Rushdie, who faced Islamist death threats for years after writing "The Satanic Verses", was stabbed on stage on Friday while he was being introduced at the event of the Chautauqua Institution in Western New York.
Who is Hadi Matar?
Hadi Matar is the prime suspect in the stabbing attack on author Salman Rushdie. He hails from Fairview, New Jersey and is 24 years old. As per the police, Matar jumped on the stage soon after Rushdie was introduced and “stabbed him at least once in the neck and at least once in the abdomen”.
The president of New York's Chautauqua institute, where Rushdie was to give a speech said the attacker had a pass to access the grounds “just the way any other patron would have”. Major Staniszewski said authorities are in the "process of obtaining search warrants for various items. There was a backpack located at the scene. There were also electronic devices".
Matar showed sympathy to causes of Iran's Revolutionary Guards
Soon after Rushdie was stabbed, a report surfaced that said that Hadi Matar was sympathetic to "Shia extremism" and the causes of Iran's Islamic Revolutionary Guard Corps. Rushdie faced Islamist death threats for years after writing "The Satanic Verses", for which he had received a fatwa, a religious decree, by the then Iranian revolutionary leader Ayatollah Ruhollah Khomeini. The threat forced him into hiding for several years.
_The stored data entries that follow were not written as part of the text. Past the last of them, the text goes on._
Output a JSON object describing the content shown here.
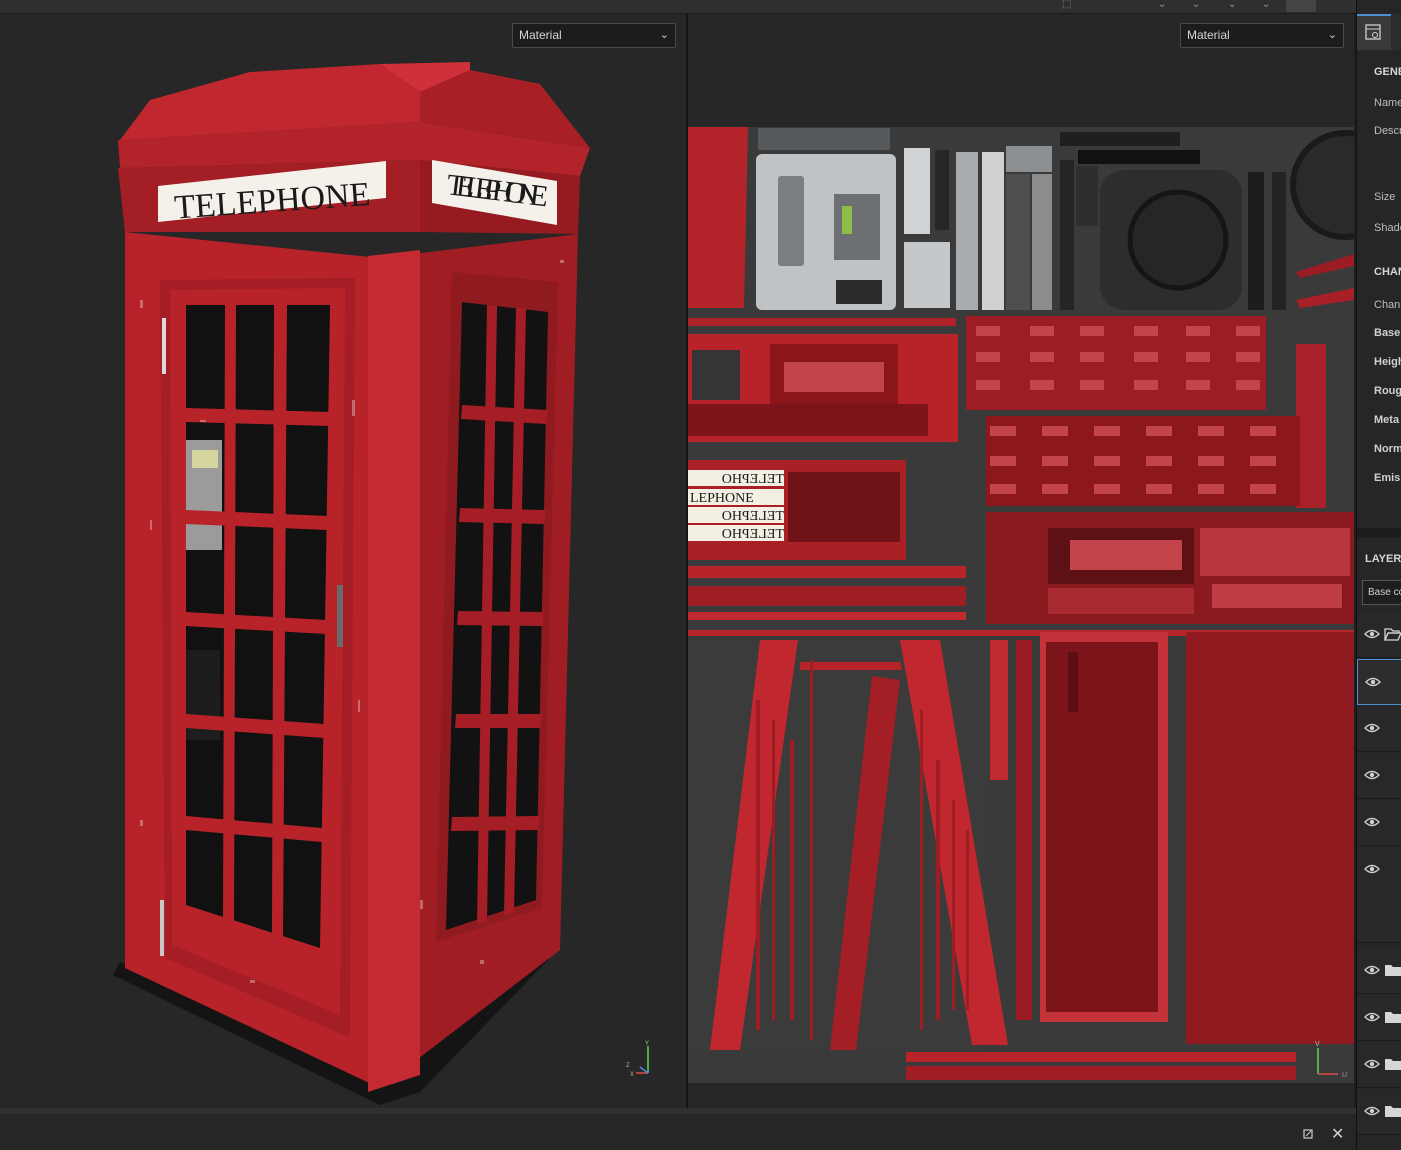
{
  "viewport_3d": {
    "mode_label": "Material",
    "sign_text": "TELEPHONE",
    "gizmo": {
      "y": "Y",
      "z": "Z",
      "x": "X"
    }
  },
  "viewport_2d": {
    "mode_label": "Material",
    "uv_signs": [
      "OHEЛЕТ",
      "LEPHONE",
      "OHEЛЕТ",
      "OHEЛЕТ"
    ],
    "uv_sign_texts": [
      "TELEPHO",
      "LEPHONE",
      "TELEPHO",
      "TELEPHO"
    ],
    "gizmo": {
      "v": "V",
      "u": "U"
    }
  },
  "right_panel": {
    "general_heading": "GENE",
    "fields": {
      "name": "Name",
      "description": "Descr",
      "size": "Size",
      "shader": "Shade"
    },
    "channels_heading": "CHAN",
    "channel_label": "Chann",
    "channels": [
      "Base",
      "Heigh",
      "Roug",
      "Meta",
      "Norm",
      "Emis"
    ],
    "layers_heading": "LAYERS",
    "layer_channel_select": "Base co"
  },
  "layers": [
    {
      "visible": true,
      "type": "folder-open"
    },
    {
      "visible": true,
      "type": "layer",
      "selected": true
    },
    {
      "visible": true,
      "type": "layer"
    },
    {
      "visible": true,
      "type": "layer"
    },
    {
      "visible": true,
      "type": "layer"
    },
    {
      "visible": true,
      "type": "layer"
    },
    {
      "visible": true,
      "type": "folder"
    },
    {
      "visible": true,
      "type": "folder"
    },
    {
      "visible": true,
      "type": "folder"
    },
    {
      "visible": true,
      "type": "folder"
    }
  ],
  "colors": {
    "booth_red": "#b8232a",
    "booth_dark": "#7d1418",
    "viewport_bg": "#272727",
    "accent": "#4d8fd6"
  }
}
Since the 1980s, Rushdie’s writing has led to death threats from Iran, which has offered a USD 3 million (roughly Rs 24 crore) reward for anyone who kills him.
A preliminary review of Matar’s social media accounts by law enforcement showed him to be sympathetic to Shia extremism and the causes of the Islamic Revolutionary Guard Corps (IRGC), a law enforcement person with direct knowledge of the investigation told NBC News.
No direct links between Matar and the IRGC
Though there are no direct links between Matar and the IRGC, law enforcement officers reportedly found images of slain commander Qassem Solemani and an Iraqi extremist sympathetic to the Iranian regime in a cell phone messaging app belonging to Matar, according to NBC News. Soleimani was a senior Iranian military officer who served in the Islamic Revolutionary Guard Corps from 1998 until his assassination in 2020.
Rushdie’s book The Satanic Verses has been banned in Iran since 1988, as many Muslims consider it offensive to Islam.